Stephen: I think this attitude stems almost entirely from two sources: 1) the antagonism of the materialist worldview toward the traditional spiritual one, and 2) the opportunity the adherents to the materialistic worldview have taken to attack the spiritual view based on historical events surrounding World War II. This materialist worldview is “monotheistic” in the sense that it allows for only one set of orthodox values. In this way it is really a secularised form of monotheistic religion. The Judeo-Christian system of thought has lent itself very well to being secularised in such a way that it can be turned into a model for modern political and economic theories. As a side-note, Islam has been much more stubborn in its adherence to its original values, which has caused it to be very much “out of step” with its monotheistic cousins.

Judaism and Christianity can be tolerated by the establishment scholarly world because they can be viewed as theoretical prototypes of the materialistic and positivistic model that now dominates thought in the West. Earlier traditional models are seen not so much as a threat to religion as they are seen as a threat to the monolithic political and economic order. The pre-Christian, traditional philosophies are too divergent and multivalent to be coerced into one single “market” of ideas. This points to the fatal hypocrisy of the current crop of modernistic “thinkers,” who spout off about “multiculturalism” and tolerance, but who exclusively support monolithic socio-economic models that enact the opposite of what they publicly espouse. Surely the ancient, traditional and pre-Christian world is more in line with what really sounds best to most people. Are not ancient, pre-Christian Athens or Alexandria more ideal models for the future over medieval Rome or Constantinople?


Clearly the animosity to those who see value in pre-Christian models stems

not from the religious side of the debate, but rather from the secular challenge traditionalism poses to the current political order. What is needed is a campaign for the re-education of the academic world to show that the idealised future is one that is more likely to be based on the mosaic of pre-Christian traditions than it is to be based on the monolithic Christian model.
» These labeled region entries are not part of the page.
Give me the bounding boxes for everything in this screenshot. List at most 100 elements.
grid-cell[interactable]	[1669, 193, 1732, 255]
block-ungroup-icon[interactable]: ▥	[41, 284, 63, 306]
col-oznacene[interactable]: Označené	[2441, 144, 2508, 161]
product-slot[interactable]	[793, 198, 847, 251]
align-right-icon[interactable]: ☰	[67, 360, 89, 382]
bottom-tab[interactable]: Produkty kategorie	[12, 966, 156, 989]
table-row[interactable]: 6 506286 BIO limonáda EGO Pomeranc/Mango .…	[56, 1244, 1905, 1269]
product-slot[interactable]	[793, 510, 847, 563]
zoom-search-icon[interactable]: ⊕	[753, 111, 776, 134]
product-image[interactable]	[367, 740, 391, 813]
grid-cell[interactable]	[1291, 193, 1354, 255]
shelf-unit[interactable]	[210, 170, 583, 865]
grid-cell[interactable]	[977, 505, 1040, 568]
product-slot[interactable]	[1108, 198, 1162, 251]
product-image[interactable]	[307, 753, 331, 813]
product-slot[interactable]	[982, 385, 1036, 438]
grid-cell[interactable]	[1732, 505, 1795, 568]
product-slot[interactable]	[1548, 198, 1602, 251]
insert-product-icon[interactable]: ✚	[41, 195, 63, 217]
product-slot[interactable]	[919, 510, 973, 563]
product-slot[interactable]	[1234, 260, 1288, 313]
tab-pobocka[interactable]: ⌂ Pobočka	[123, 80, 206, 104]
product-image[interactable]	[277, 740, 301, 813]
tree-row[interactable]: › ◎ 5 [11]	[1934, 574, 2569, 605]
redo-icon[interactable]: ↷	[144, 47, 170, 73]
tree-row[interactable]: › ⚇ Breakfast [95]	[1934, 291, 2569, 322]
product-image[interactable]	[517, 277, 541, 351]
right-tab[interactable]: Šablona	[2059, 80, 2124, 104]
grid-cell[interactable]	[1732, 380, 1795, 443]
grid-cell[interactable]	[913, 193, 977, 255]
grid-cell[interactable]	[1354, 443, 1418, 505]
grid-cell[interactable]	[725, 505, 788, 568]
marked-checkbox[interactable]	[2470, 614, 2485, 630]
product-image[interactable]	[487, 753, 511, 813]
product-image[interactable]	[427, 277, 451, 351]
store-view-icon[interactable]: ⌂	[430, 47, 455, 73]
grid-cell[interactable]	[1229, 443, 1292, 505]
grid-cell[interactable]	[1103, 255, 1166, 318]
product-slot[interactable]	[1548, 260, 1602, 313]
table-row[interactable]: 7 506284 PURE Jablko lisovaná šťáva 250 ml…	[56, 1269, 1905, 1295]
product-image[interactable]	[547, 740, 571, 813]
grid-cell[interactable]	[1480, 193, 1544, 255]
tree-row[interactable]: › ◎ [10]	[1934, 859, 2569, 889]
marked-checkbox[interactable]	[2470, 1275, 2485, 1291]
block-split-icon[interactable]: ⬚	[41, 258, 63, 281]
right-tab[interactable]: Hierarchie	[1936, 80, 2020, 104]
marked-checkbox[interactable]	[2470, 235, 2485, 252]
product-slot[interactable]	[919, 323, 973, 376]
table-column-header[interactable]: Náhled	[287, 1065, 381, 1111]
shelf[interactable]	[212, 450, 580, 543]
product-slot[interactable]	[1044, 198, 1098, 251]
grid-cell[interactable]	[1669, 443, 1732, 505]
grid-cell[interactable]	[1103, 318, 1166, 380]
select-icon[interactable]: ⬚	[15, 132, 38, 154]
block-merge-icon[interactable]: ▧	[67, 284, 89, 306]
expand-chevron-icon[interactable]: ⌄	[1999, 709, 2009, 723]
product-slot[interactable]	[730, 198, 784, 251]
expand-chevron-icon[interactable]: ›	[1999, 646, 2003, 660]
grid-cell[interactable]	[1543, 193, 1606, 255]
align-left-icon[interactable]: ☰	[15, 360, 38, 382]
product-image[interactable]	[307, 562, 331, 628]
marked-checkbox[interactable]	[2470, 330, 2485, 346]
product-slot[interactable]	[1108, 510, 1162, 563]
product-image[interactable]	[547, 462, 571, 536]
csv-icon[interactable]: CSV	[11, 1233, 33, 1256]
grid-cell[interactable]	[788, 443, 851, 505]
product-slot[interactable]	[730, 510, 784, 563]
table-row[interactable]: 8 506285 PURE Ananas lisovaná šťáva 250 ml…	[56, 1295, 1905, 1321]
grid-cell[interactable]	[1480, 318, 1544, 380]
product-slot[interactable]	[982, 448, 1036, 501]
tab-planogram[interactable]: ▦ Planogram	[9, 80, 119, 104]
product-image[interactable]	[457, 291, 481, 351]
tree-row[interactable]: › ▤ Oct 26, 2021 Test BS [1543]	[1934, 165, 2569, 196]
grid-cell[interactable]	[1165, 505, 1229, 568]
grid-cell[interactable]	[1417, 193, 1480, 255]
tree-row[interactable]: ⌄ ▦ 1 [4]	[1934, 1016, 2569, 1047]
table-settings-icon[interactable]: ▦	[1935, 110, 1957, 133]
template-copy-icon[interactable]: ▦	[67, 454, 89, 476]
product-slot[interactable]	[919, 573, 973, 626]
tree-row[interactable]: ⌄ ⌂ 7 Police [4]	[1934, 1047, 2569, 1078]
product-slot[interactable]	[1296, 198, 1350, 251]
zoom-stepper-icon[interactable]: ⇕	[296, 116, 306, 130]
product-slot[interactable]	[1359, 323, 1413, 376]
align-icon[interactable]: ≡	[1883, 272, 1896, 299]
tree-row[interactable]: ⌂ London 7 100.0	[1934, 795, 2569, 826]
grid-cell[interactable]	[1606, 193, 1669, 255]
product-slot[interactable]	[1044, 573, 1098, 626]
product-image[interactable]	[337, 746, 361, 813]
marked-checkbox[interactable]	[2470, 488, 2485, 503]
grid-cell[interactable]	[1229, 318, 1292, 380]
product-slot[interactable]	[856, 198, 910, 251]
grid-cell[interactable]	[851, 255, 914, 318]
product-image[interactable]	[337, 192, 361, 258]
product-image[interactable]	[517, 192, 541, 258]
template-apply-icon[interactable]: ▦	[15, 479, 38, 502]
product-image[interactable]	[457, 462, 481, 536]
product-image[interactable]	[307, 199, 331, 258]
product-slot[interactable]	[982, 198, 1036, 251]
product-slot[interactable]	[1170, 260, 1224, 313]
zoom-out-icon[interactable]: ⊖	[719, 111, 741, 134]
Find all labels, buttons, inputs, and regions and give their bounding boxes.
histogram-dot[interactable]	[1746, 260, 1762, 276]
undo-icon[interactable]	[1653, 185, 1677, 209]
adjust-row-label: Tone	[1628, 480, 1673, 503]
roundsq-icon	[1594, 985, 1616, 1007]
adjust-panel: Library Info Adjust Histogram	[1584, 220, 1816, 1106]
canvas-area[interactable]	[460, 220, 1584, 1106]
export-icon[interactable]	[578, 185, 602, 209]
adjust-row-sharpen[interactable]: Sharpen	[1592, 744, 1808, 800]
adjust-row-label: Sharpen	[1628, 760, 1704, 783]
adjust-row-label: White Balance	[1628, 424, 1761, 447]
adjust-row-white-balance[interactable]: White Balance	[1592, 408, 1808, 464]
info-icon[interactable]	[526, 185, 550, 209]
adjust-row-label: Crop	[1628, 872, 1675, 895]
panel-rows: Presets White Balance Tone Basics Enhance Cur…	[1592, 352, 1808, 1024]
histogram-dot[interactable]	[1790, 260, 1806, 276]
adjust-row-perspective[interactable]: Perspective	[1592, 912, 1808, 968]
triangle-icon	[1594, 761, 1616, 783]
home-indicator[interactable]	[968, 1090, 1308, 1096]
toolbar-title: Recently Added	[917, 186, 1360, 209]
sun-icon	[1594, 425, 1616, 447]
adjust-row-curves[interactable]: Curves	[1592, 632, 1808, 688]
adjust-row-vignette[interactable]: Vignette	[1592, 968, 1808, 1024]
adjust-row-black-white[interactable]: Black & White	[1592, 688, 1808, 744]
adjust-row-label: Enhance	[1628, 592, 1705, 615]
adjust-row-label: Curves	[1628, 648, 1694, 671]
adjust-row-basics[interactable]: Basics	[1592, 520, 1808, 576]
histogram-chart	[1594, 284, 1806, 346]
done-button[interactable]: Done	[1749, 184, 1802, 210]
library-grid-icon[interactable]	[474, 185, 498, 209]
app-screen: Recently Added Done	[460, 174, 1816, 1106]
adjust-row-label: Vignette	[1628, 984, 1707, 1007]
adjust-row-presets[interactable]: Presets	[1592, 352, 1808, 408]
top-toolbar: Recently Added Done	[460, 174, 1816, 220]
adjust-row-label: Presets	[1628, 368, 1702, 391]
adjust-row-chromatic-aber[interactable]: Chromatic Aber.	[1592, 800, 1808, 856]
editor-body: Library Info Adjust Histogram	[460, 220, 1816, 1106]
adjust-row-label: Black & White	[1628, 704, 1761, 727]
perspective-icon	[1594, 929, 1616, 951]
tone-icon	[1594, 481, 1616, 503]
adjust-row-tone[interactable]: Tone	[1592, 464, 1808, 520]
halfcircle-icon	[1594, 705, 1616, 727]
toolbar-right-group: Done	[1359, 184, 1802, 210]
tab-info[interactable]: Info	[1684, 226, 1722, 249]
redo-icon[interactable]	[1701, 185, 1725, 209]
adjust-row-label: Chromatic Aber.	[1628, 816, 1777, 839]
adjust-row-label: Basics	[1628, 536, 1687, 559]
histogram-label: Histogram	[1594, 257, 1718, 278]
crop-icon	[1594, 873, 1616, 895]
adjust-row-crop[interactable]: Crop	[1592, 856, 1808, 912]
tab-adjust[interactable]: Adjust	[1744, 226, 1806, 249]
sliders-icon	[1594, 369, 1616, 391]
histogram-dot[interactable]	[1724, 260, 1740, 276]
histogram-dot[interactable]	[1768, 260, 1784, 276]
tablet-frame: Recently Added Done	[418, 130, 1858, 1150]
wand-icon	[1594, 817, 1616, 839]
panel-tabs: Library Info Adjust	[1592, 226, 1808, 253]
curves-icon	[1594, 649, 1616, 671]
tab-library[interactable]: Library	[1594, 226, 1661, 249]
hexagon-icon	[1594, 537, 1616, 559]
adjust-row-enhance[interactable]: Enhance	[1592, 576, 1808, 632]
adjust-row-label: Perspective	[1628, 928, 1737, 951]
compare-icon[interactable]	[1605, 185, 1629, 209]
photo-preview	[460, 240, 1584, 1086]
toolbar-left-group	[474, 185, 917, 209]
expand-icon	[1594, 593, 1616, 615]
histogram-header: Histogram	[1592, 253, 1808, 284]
Scholars of pre-Christian tradition must indeed be sympathetic and even empathetic to the paradigms they are studying. If they do not have a subjective link to the paradigm they are seeking to understand, then they have categorically placed an insurmountable barrier between themselves and the “object” they seek to understand. Hence they have in fact disqualified themselves from ever being able to really understand the patterns of thought in question.


Dr. Stephen Edred Flowers (from the Woodharrow Institute)
 

Dr. Flowers (b. 1953 in Bonham, Texas) is recognized as an expert in the field of early Germanic history and runology. He has authored over two dozen books and hundreds of papers on a wide range of subjects. Dr. Flowers did his graduate work in Germanic and Celtic philology under Professor Edgar Polomé at the University of Texas at Austin from 1973-1984. In 1981-1982 he studied both runology and the history of occultism at the University of Göttingen, Germany.  He received his Ph.D. in 1984 with a dissertation entitled Runes and Magic: Magical Formulaic Elements in the Elder Tradition. From 1984-1989 he was a lecturer in the Departments of English and Germanic Languages|at the University of Texas at Austin. Over the last quarter-century he has also written a number of well-received books on esoteric subjects under the pen-name Edred Thorsson. In addition to being a prolific writer, Dr. Flowers has translated a number of rare Icelandic, Old Norse and German texts and manuscripts into English, making them available to a wide range of readers for the first time. Dr. Flowers is currently the director of the Woodharrow Institute of Germanic Studies.